ARGYLL and Bute Council’s depute leader has warned that the authority is storing up trouble for itself by slashing the amount of money it spends on street signs.

Councillor Ellen Morton said the budget for road signs had been slashed from £5,000 to just £500 without members’ knowledge.

Speaking at the Helensburgh and Lomond area committee, Cllr Morton, who is also the council’s policy lead for roads and amenity services, pointed out that £1,415 had been spent on street signs by the end of December 2016 – an overspend on the available budget of 283 per cent – with one quarter of the financial year still to go.

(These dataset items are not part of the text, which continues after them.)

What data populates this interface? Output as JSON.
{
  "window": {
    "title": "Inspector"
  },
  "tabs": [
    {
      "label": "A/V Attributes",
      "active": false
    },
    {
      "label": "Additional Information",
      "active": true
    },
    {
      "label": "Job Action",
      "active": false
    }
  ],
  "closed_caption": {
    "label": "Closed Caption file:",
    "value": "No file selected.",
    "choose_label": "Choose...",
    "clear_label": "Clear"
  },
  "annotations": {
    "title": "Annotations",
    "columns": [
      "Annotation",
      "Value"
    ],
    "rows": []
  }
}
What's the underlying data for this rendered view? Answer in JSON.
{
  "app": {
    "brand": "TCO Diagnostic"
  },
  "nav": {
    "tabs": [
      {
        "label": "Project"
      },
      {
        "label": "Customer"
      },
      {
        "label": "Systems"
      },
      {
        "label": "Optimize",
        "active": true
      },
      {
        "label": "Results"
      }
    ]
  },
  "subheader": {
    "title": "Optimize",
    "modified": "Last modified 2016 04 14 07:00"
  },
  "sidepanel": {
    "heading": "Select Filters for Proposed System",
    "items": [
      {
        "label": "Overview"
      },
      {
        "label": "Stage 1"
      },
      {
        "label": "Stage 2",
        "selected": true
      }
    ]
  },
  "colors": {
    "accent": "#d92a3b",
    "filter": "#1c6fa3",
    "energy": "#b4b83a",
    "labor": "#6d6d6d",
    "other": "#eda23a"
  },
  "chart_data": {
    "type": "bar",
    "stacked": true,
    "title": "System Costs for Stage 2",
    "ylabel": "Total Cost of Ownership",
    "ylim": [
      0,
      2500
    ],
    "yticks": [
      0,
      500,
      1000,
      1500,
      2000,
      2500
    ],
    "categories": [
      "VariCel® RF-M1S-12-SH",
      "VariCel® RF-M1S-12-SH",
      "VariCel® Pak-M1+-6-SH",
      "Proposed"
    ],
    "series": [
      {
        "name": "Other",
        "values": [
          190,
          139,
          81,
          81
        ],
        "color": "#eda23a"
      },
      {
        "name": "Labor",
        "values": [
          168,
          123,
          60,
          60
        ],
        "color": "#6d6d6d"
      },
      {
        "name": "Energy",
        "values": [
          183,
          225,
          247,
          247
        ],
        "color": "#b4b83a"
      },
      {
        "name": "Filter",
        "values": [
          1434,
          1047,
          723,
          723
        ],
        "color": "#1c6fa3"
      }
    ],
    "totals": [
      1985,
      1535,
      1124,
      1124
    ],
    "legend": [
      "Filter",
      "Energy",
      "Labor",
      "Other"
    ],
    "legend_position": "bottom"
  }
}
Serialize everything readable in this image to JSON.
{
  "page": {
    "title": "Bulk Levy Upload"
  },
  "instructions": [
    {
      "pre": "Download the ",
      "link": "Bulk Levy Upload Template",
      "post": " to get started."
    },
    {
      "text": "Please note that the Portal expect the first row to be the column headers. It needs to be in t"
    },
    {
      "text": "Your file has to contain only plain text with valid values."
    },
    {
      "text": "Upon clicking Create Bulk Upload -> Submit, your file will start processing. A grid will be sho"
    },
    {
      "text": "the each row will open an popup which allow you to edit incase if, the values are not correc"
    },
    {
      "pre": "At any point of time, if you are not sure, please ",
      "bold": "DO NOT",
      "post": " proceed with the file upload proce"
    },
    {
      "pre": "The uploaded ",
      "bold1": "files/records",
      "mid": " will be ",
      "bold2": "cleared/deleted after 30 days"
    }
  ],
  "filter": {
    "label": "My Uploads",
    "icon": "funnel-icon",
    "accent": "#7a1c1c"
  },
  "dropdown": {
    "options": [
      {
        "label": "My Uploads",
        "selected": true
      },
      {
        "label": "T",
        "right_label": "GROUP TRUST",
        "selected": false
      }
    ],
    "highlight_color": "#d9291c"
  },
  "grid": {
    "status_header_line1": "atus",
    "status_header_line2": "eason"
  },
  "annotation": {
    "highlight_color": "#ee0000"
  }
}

She told the meeting: “The budget of £500 is very small, so an overspend of £915 is not significant in itself – but what is an issue for me is that the budget itself has been reduced.

“The budget has been £5,000 for the last 15, 16 or 17 years, and it’s now been reduced to £500 with no discussion with me, as policy lead, or any elected member that I’m aware of.”

Cllr Morton said when she was first elected to the council in 1999, there were “hundreds” of street signs missing across the Helensburgh and Lomond area, which were then replaced within the two or three years that followed.

She said: “Street signage might seem like a trivial issue, but it isn’t – in an emergency it can be critically important, not to mention the inconvenience caused to people not familiar with the area.

“A repeated shortfall will lead to us building up a long term problem similar to the one we had 18 years ago. I’m really unhappy about the budget being cut in this way. It’s not acceptable.”

Roads performance manager Kevin McIntosh said in response that he would “take those comments back” to his colleagues.

Mr McIntosh told the meeting that £525,116, or 83 per cent of the total roads budget for the Helensburgh and Lomond area in 2016-17, had been spent by the end of the third quarter of the 2016-17 financial year, in line with overall expectations.

Notable works carried out in the area during October, November and December of last year included the resurfacing of around 700 square metres of footway in Helensburgh’s Sinclair Street, from Victoria Street to East Rossdhu Drive, and a small stretch of footway on the old A814 at Queen’s Point in Shandon.

Other works undertaken during the same three-month period included the installation of bus stop kerbing at two bus stops on the A814 in Rhu, costing around £8,000, and gully emptying in Kilcreggan, Clynder, Rosneath, Arrochar and Garelochhead, following similar work in Helensburgh last September.

Ditching work has been carried out on the B833, Barbour Road in Kilcreggan, and in Glen Fruin.

The total roads budget for the local area in 2016-17 is £632,800.